Souvent elle l’avait attendu des nuits entières, en passant par toutes les émotions que peut ressentir une femme aimante, lorsqu’elle attend un être cher ; mais cette nuit-là, une inquiétude horrible doublait son impatience.

Il était cinq heures du matin quand Robert rentra chez lui. Il trouva Marcelle étendue tout habillée sur son lit, presque inanimée, tant elle avait souffert pendant cette nuit d’angoisse. Elle ne l’attendait plus ; elle le croyait mort.

À sa vue, elle se dressa, jeta un grand cri, s’élança vers lui.

— Monsieur Moriceau ! l’avez-vous vu ? s’écria-t-elle.

— Non, je n’ai pu passer chez lui, comme j’en avais d’abord le projet.
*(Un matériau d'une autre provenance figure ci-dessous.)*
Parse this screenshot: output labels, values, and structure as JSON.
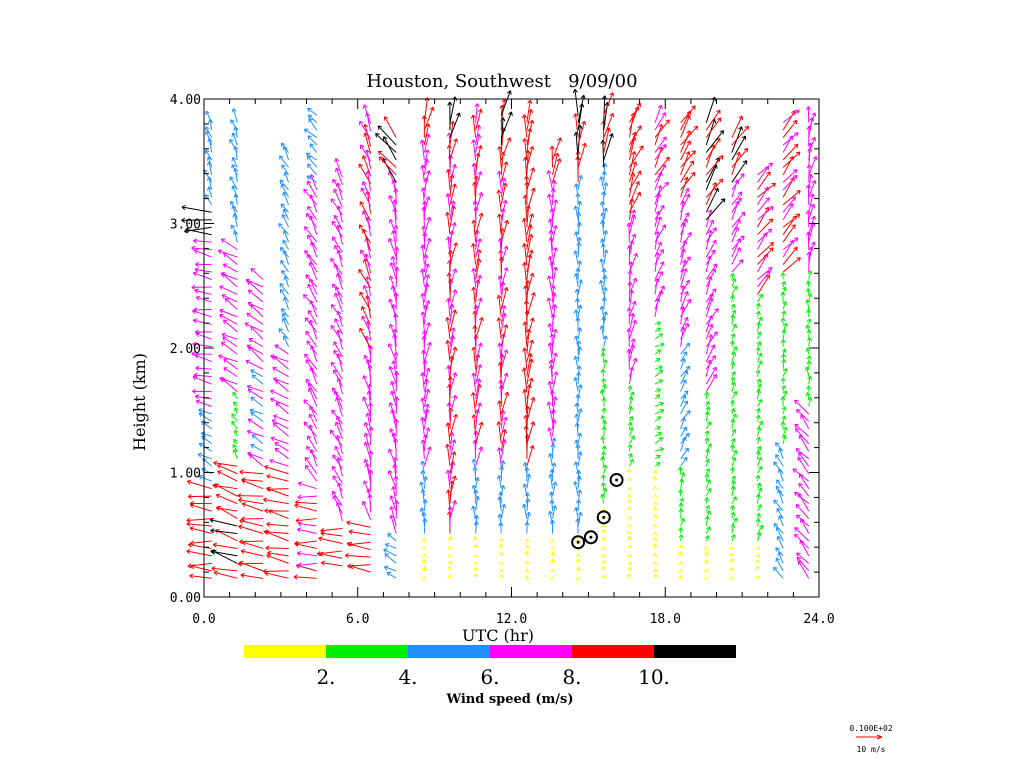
{
  "chart_data": {
    "type": "wind-profiler-barbs",
    "title": "Houston, Southwest   9/09/00",
    "xlabel": "UTC (hr)",
    "ylabel": "Height (km)",
    "xlim": [
      0,
      24
    ],
    "ylim": [
      0,
      4
    ],
    "x_ticks": [
      "0.0",
      "6.0",
      "12.0",
      "18.0",
      "24.0"
    ],
    "y_ticks": [
      "0.00",
      "1.00",
      "2.00",
      "3.00",
      "4.00"
    ],
    "colorbar": {
      "label": "Wind speed (m/s)",
      "tick_labels": [
        "2.",
        "4.",
        "6.",
        "8.",
        "10."
      ],
      "colors": [
        "#ffff00",
        "#00ee00",
        "#1e90ff",
        "#ff00ff",
        "#ff0000",
        "#000000"
      ],
      "bounds": [
        0,
        2,
        4,
        6,
        8,
        10,
        12
      ]
    },
    "reference_vector": {
      "value_label": "0.100E+02",
      "unit_label": "10 m/s",
      "color": "#ff0000"
    },
    "wind_profiles": [
      {
        "time": 0.3,
        "bottom": 0.15,
        "top": 3.85,
        "segments": [
          {
            "to": 0.9,
            "dir": 95,
            "speed": 9
          },
          {
            "to": 1.5,
            "dir": 120,
            "speed": 5
          },
          {
            "to": 2.9,
            "dir": 100,
            "speed": 7
          },
          {
            "to": 3.1,
            "dir": 90,
            "speed": 11
          },
          {
            "to": 3.85,
            "dir": 160,
            "speed": 5
          }
        ]
      },
      {
        "time": 1.3,
        "bottom": 0.15,
        "top": 3.85,
        "segments": [
          {
            "to": 0.6,
            "dir": 105,
            "speed": 10
          },
          {
            "to": 1.1,
            "dir": 110,
            "speed": 9
          },
          {
            "to": 1.6,
            "dir": 150,
            "speed": 3
          },
          {
            "to": 2.8,
            "dir": 120,
            "speed": 7
          },
          {
            "to": 3.85,
            "dir": 160,
            "speed": 5
          }
        ]
      },
      {
        "time": 2.3,
        "bottom": 0.15,
        "top": 2.6,
        "segments": [
          {
            "to": 1.0,
            "dir": 100,
            "speed": 9
          },
          {
            "to": 1.8,
            "dir": 120,
            "speed": 6
          },
          {
            "to": 2.6,
            "dir": 125,
            "speed": 7
          }
        ]
      },
      {
        "time": 3.3,
        "bottom": 0.15,
        "top": 3.6,
        "segments": [
          {
            "to": 1.0,
            "dir": 100,
            "speed": 9
          },
          {
            "to": 2.0,
            "dir": 120,
            "speed": 7
          },
          {
            "to": 3.6,
            "dir": 150,
            "speed": 5
          }
        ]
      },
      {
        "time": 4.4,
        "bottom": 0.15,
        "top": 3.9,
        "segments": [
          {
            "to": 0.9,
            "dir": 95,
            "speed": 8
          },
          {
            "to": 3.3,
            "dir": 150,
            "speed": 7
          },
          {
            "to": 3.9,
            "dir": 135,
            "speed": 5
          }
        ]
      },
      {
        "time": 5.4,
        "bottom": 0.25,
        "top": 3.4,
        "segments": [
          {
            "to": 0.6,
            "dir": 95,
            "speed": 9
          },
          {
            "to": 3.4,
            "dir": 155,
            "speed": 7
          }
        ]
      },
      {
        "time": 6.5,
        "bottom": 0.2,
        "top": 3.8,
        "segments": [
          {
            "to": 0.6,
            "dir": 95,
            "speed": 9
          },
          {
            "to": 2.0,
            "dir": 170,
            "speed": 7
          },
          {
            "to": 3.8,
            "dir": 160,
            "speed": 8
          }
        ]
      },
      {
        "time": 7.5,
        "bottom": 0.15,
        "top": 3.7,
        "segments": [
          {
            "to": 0.5,
            "dir": 120,
            "speed": 5
          },
          {
            "to": 3.3,
            "dir": 170,
            "speed": 7
          },
          {
            "to": 3.7,
            "dir": 140,
            "speed": 10
          }
        ]
      },
      {
        "time": 8.6,
        "bottom": 0.15,
        "top": 3.85,
        "segments": [
          {
            "to": 0.5,
            "dir": 180,
            "speed": 1
          },
          {
            "to": 1.0,
            "dir": 175,
            "speed": 5
          },
          {
            "to": 3.6,
            "dir": 185,
            "speed": 7
          },
          {
            "to": 3.85,
            "dir": 190,
            "speed": 9
          }
        ]
      },
      {
        "time": 9.6,
        "bottom": 0.15,
        "top": 3.85,
        "segments": [
          {
            "to": 0.5,
            "dir": 180,
            "speed": 1
          },
          {
            "to": 3.6,
            "dir": 185,
            "speed": 8
          },
          {
            "to": 3.85,
            "dir": 190,
            "speed": 10
          }
        ]
      },
      {
        "time": 10.6,
        "bottom": 0.15,
        "top": 3.85,
        "segments": [
          {
            "to": 0.5,
            "dir": 180,
            "speed": 1
          },
          {
            "to": 1.0,
            "dir": 180,
            "speed": 5
          },
          {
            "to": 3.85,
            "dir": 185,
            "speed": 8
          }
        ]
      },
      {
        "time": 11.6,
        "bottom": 0.15,
        "top": 3.9,
        "segments": [
          {
            "to": 0.5,
            "dir": 180,
            "speed": 1
          },
          {
            "to": 1.0,
            "dir": 180,
            "speed": 5
          },
          {
            "to": 3.5,
            "dir": 185,
            "speed": 8
          },
          {
            "to": 3.9,
            "dir": 190,
            "speed": 10
          }
        ]
      },
      {
        "time": 12.6,
        "bottom": 0.15,
        "top": 3.85,
        "segments": [
          {
            "to": 0.5,
            "dir": 180,
            "speed": 1
          },
          {
            "to": 1.0,
            "dir": 180,
            "speed": 5
          },
          {
            "to": 3.85,
            "dir": 185,
            "speed": 9
          }
        ]
      },
      {
        "time": 13.6,
        "bottom": 0.15,
        "top": 3.55,
        "segments": [
          {
            "to": 0.5,
            "dir": 180,
            "speed": 1
          },
          {
            "to": 1.2,
            "dir": 180,
            "speed": 5
          },
          {
            "to": 3.3,
            "dir": 180,
            "speed": 7
          },
          {
            "to": 3.55,
            "dir": 190,
            "speed": 9
          }
        ]
      },
      {
        "time": 14.6,
        "bottom": 0.15,
        "top": 3.9,
        "segments": [
          {
            "to": 0.5,
            "dir": 180,
            "speed": 1
          },
          {
            "to": 3.3,
            "dir": 180,
            "speed": 5
          },
          {
            "to": 3.9,
            "dir": 185,
            "speed": 10
          }
        ]
      },
      {
        "time": 15.6,
        "bottom": 0.15,
        "top": 3.9,
        "segments": [
          {
            "to": 0.7,
            "dir": 180,
            "speed": 1
          },
          {
            "to": 2.0,
            "dir": 180,
            "speed": 3
          },
          {
            "to": 3.4,
            "dir": 180,
            "speed": 5
          },
          {
            "to": 3.9,
            "dir": 190,
            "speed": 10
          }
        ]
      },
      {
        "time": 16.6,
        "bottom": 0.15,
        "top": 3.85,
        "segments": [
          {
            "to": 1.0,
            "dir": 180,
            "speed": 1
          },
          {
            "to": 1.7,
            "dir": 200,
            "speed": 3
          },
          {
            "to": 3.0,
            "dir": 190,
            "speed": 7
          },
          {
            "to": 3.85,
            "dir": 200,
            "speed": 9
          }
        ]
      },
      {
        "time": 17.6,
        "bottom": 0.15,
        "top": 3.85,
        "segments": [
          {
            "to": 1.0,
            "dir": 180,
            "speed": 1
          },
          {
            "to": 2.2,
            "dir": 240,
            "speed": 3
          },
          {
            "to": 3.2,
            "dir": 200,
            "speed": 7
          },
          {
            "to": 3.85,
            "dir": 210,
            "speed": 8
          }
        ]
      },
      {
        "time": 18.6,
        "bottom": 0.15,
        "top": 3.85,
        "segments": [
          {
            "to": 0.4,
            "dir": 180,
            "speed": 1
          },
          {
            "to": 1.0,
            "dir": 190,
            "speed": 3
          },
          {
            "to": 2.0,
            "dir": 210,
            "speed": 5
          },
          {
            "to": 3.2,
            "dir": 200,
            "speed": 7
          },
          {
            "to": 3.85,
            "dir": 210,
            "speed": 9
          }
        ]
      },
      {
        "time": 19.6,
        "bottom": 0.15,
        "top": 3.85,
        "segments": [
          {
            "to": 0.4,
            "dir": 180,
            "speed": 1
          },
          {
            "to": 1.6,
            "dir": 200,
            "speed": 3
          },
          {
            "to": 3.0,
            "dir": 205,
            "speed": 7
          },
          {
            "to": 3.85,
            "dir": 210,
            "speed": 10
          }
        ]
      },
      {
        "time": 20.6,
        "bottom": 0.15,
        "top": 3.7,
        "segments": [
          {
            "to": 0.4,
            "dir": 180,
            "speed": 1
          },
          {
            "to": 2.6,
            "dir": 200,
            "speed": 3
          },
          {
            "to": 3.3,
            "dir": 210,
            "speed": 7
          },
          {
            "to": 3.7,
            "dir": 210,
            "speed": 10
          }
        ]
      },
      {
        "time": 21.6,
        "bottom": 0.15,
        "top": 3.4,
        "segments": [
          {
            "to": 0.4,
            "dir": 180,
            "speed": 1
          },
          {
            "to": 2.4,
            "dir": 200,
            "speed": 3
          },
          {
            "to": 3.4,
            "dir": 220,
            "speed": 8
          }
        ]
      },
      {
        "time": 22.6,
        "bottom": 0.15,
        "top": 3.85,
        "segments": [
          {
            "to": 1.2,
            "dir": 150,
            "speed": 5
          },
          {
            "to": 2.6,
            "dir": 190,
            "speed": 3
          },
          {
            "to": 3.85,
            "dir": 220,
            "speed": 8
          }
        ]
      },
      {
        "time": 23.6,
        "bottom": 0.15,
        "top": 3.85,
        "segments": [
          {
            "to": 1.5,
            "dir": 140,
            "speed": 7
          },
          {
            "to": 2.6,
            "dir": 180,
            "speed": 3
          },
          {
            "to": 3.85,
            "dir": 190,
            "speed": 7
          }
        ]
      }
    ],
    "circle_markers": [
      {
        "time": 14.6,
        "height": 0.44
      },
      {
        "time": 15.1,
        "height": 0.48
      },
      {
        "time": 15.6,
        "height": 0.64
      },
      {
        "time": 16.1,
        "height": 0.94
      }
    ]
  }
}
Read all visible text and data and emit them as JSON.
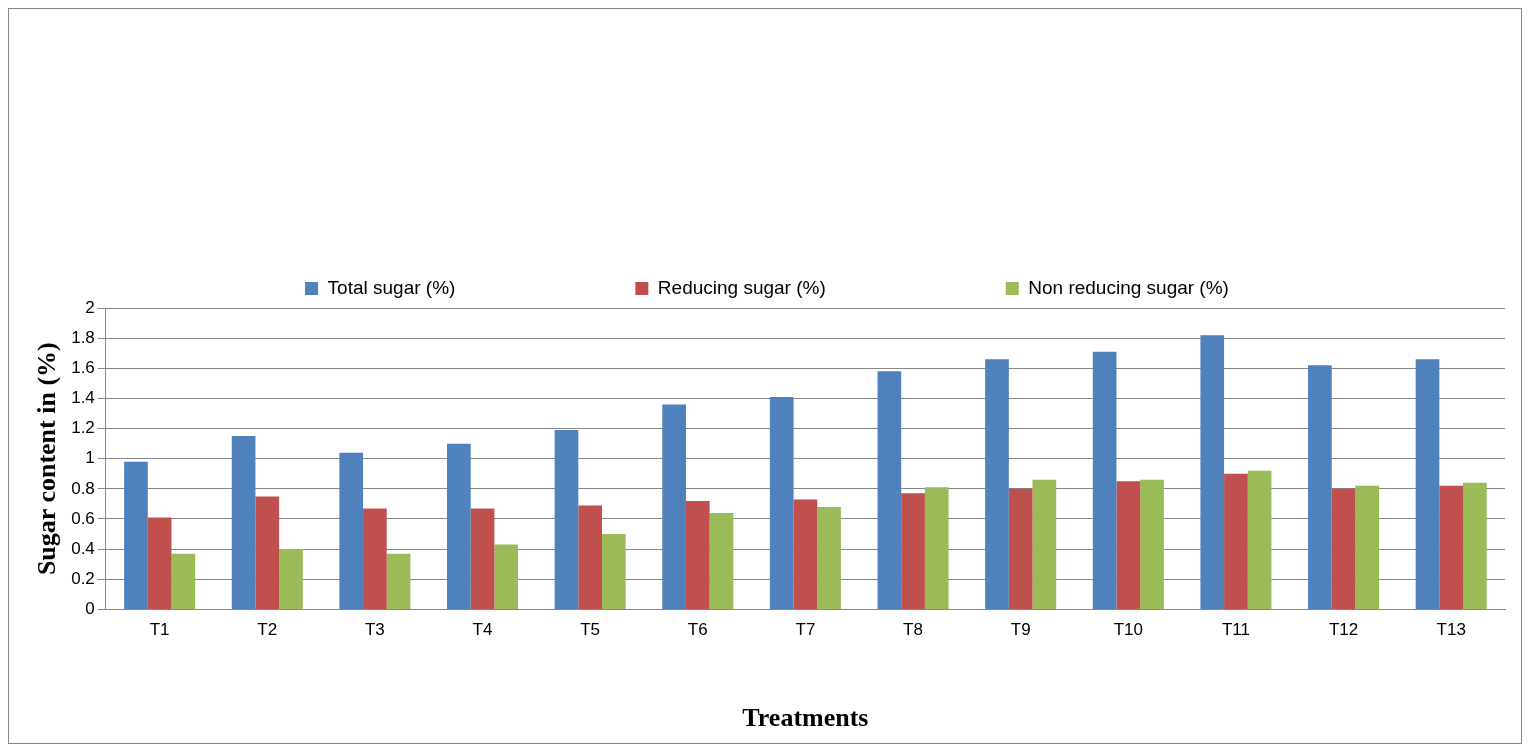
{
  "chart_data": {
    "type": "bar",
    "xlabel": "Treatments",
    "ylabel": "Sugar content in (%)",
    "categories": [
      "T1",
      "T2",
      "T3",
      "T4",
      "T5",
      "T6",
      "T7",
      "T8",
      "T9",
      "T10",
      "T11",
      "T12",
      "T13"
    ],
    "series": [
      {
        "name": "Total sugar (%)",
        "color": "#4f81bd",
        "values": [
          0.98,
          1.15,
          1.04,
          1.1,
          1.19,
          1.36,
          1.41,
          1.58,
          1.66,
          1.71,
          1.82,
          1.62,
          1.66
        ]
      },
      {
        "name": "Reducing sugar (%)",
        "color": "#c0504d",
        "values": [
          0.61,
          0.75,
          0.67,
          0.67,
          0.69,
          0.72,
          0.73,
          0.77,
          0.8,
          0.85,
          0.9,
          0.8,
          0.82
        ]
      },
      {
        "name": "Non reducing sugar (%)",
        "color": "#9bbb59",
        "values": [
          0.37,
          0.4,
          0.37,
          0.43,
          0.5,
          0.64,
          0.68,
          0.81,
          0.86,
          0.86,
          0.92,
          0.82,
          0.84
        ]
      }
    ],
    "ylim": [
      0,
      2
    ],
    "yticks": [
      0,
      0.2,
      0.4,
      0.6,
      0.8,
      1,
      1.2,
      1.4,
      1.6,
      1.8,
      2
    ],
    "grid": "y",
    "legend": "top"
  }
}
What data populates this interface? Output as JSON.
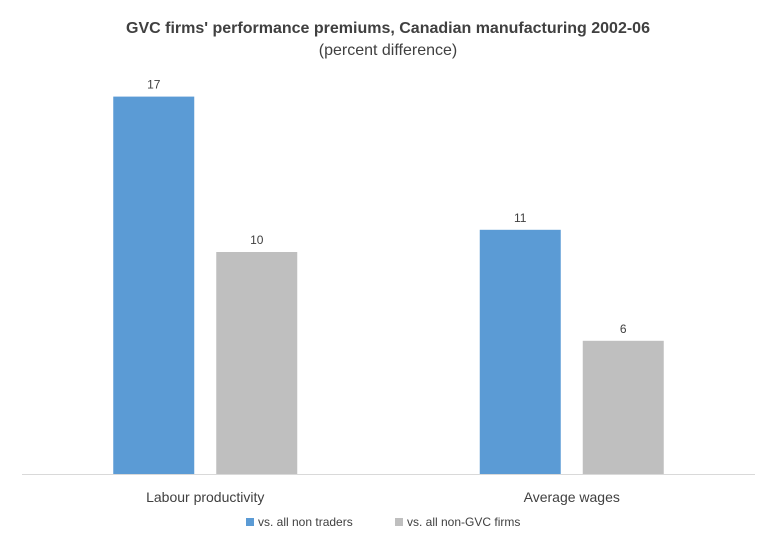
{
  "chart_data": {
    "type": "bar",
    "title": "GVC firms' performance premiums, Canadian manufacturing 2002-06",
    "subtitle": "(percent difference)",
    "categories": [
      "Labour productivity",
      "Average wages"
    ],
    "series": [
      {
        "name": "vs. all non traders",
        "values": [
          17,
          11
        ],
        "color": "#5b9bd5"
      },
      {
        "name": "vs. all non-GVC firms",
        "values": [
          10,
          6
        ],
        "color": "#bfbfbf"
      }
    ],
    "ylim": [
      0,
      19
    ],
    "grid": false,
    "data_labels": true,
    "legend_position": "bottom",
    "axis_color": "#d9d9d9"
  }
}
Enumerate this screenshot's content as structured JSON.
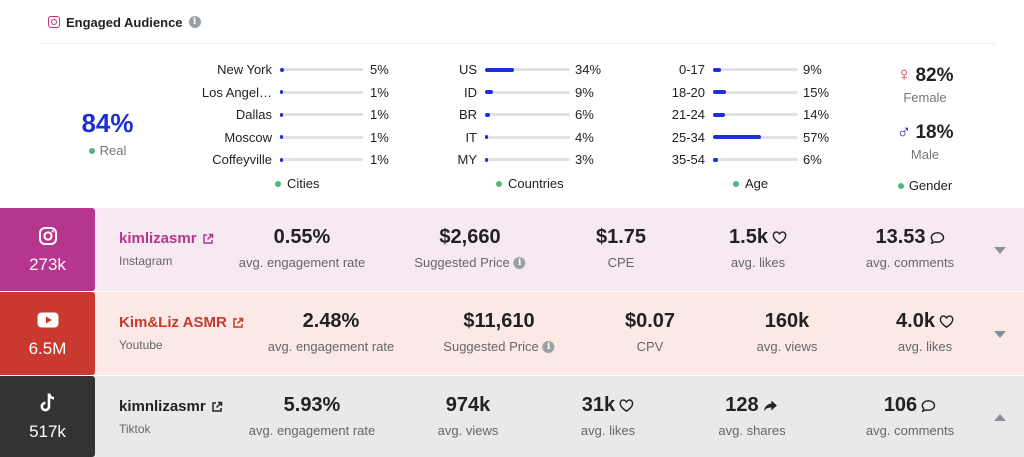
{
  "header": {
    "title": "Engaged Audience"
  },
  "real": {
    "value": "84%",
    "label": "Real"
  },
  "cities": {
    "legend": "Cities",
    "items": [
      {
        "label": "New York",
        "pct": "5%",
        "share": 0.05
      },
      {
        "label": "Los Angel…",
        "pct": "1%",
        "share": 0.01
      },
      {
        "label": "Dallas",
        "pct": "1%",
        "share": 0.01
      },
      {
        "label": "Moscow",
        "pct": "1%",
        "share": 0.01
      },
      {
        "label": "Coffeyville",
        "pct": "1%",
        "share": 0.01
      }
    ]
  },
  "countries": {
    "legend": "Countries",
    "items": [
      {
        "label": "US",
        "pct": "34%",
        "share": 0.34
      },
      {
        "label": "ID",
        "pct": "9%",
        "share": 0.09
      },
      {
        "label": "BR",
        "pct": "6%",
        "share": 0.06
      },
      {
        "label": "IT",
        "pct": "4%",
        "share": 0.04
      },
      {
        "label": "MY",
        "pct": "3%",
        "share": 0.03
      }
    ]
  },
  "age": {
    "legend": "Age",
    "items": [
      {
        "label": "0-17",
        "pct": "9%",
        "share": 0.09
      },
      {
        "label": "18-20",
        "pct": "15%",
        "share": 0.15
      },
      {
        "label": "21-24",
        "pct": "14%",
        "share": 0.14
      },
      {
        "label": "25-34",
        "pct": "57%",
        "share": 0.57
      },
      {
        "label": "35-54",
        "pct": "6%",
        "share": 0.06
      }
    ]
  },
  "gender": {
    "female_value": "82%",
    "female_label": "Female",
    "male_value": "18%",
    "male_label": "Male",
    "legend": "Gender",
    "female_symbol": "♀",
    "male_symbol": "♂"
  },
  "platforms": {
    "instagram": {
      "count": "273k",
      "name": "kimlizasmr",
      "platform": "Instagram",
      "name_color": "#b6358d",
      "m1_value": "0.55%",
      "m1_label": "avg. engagement rate",
      "m2_value": "$2,660",
      "m2_label": "Suggested Price",
      "m3_value": "$1.75",
      "m3_label": "CPE",
      "m4_value": "1.5k",
      "m4_label": "avg. likes",
      "m4_icon": "heart-icon",
      "m5_value": "13.53",
      "m5_label": "avg. comments",
      "m5_icon": "comment-icon"
    },
    "youtube": {
      "count": "6.5M",
      "name": "Kim&Liz ASMR",
      "platform": "Youtube",
      "name_color": "#c9392f",
      "m1_value": "2.48%",
      "m1_label": "avg. engagement rate",
      "m2_value": "$11,610",
      "m2_label": "Suggested Price",
      "m3_value": "$0.07",
      "m3_label": "CPV",
      "m4_value": "160k",
      "m4_label": "avg. views",
      "m5_value": "4.0k",
      "m5_label": "avg. likes",
      "m5_icon": "heart-icon"
    },
    "tiktok": {
      "count": "517k",
      "name": "kimnlizasmr",
      "platform": "Tiktok",
      "name_color": "#222222",
      "m1_value": "5.93%",
      "m1_label": "avg. engagement rate",
      "m2_value": "974k",
      "m2_label": "avg. views",
      "m3_value": "31k",
      "m3_label": "avg. likes",
      "m3_icon": "heart-icon",
      "m4_value": "128",
      "m4_label": "avg. shares",
      "m4_icon": "share-arrow-icon",
      "m5_value": "106",
      "m5_label": "avg. comments",
      "m5_icon": "comment-icon"
    }
  },
  "colors": {
    "accent_blue": "#1d2fd6",
    "legend_green": "#4cb87a",
    "female_red": "#e0344c"
  }
}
— Chez lui, je le sais bien ; mais ailleurs… Robert, ému par les libations de la nuit, répondit avec ce demi-sourire hébété de l’ivresse :

— Ailleurs ! où donc ? Ma foi, non ! Étienne est un bon garçon, mais peu divertissant, maintenant surtout qu’il devient jaloux de sa femme. Je suis allé chez ton amie Cora, charmante toujours, quoiqu’un peu bégueule. Puis, j’ai été retenu au cercle : j’ai joué, je perdais, je me suis entêté, la nuit passait… Eh bien ! pourquoi me regardes-tu avec ces grands yeux égarés ?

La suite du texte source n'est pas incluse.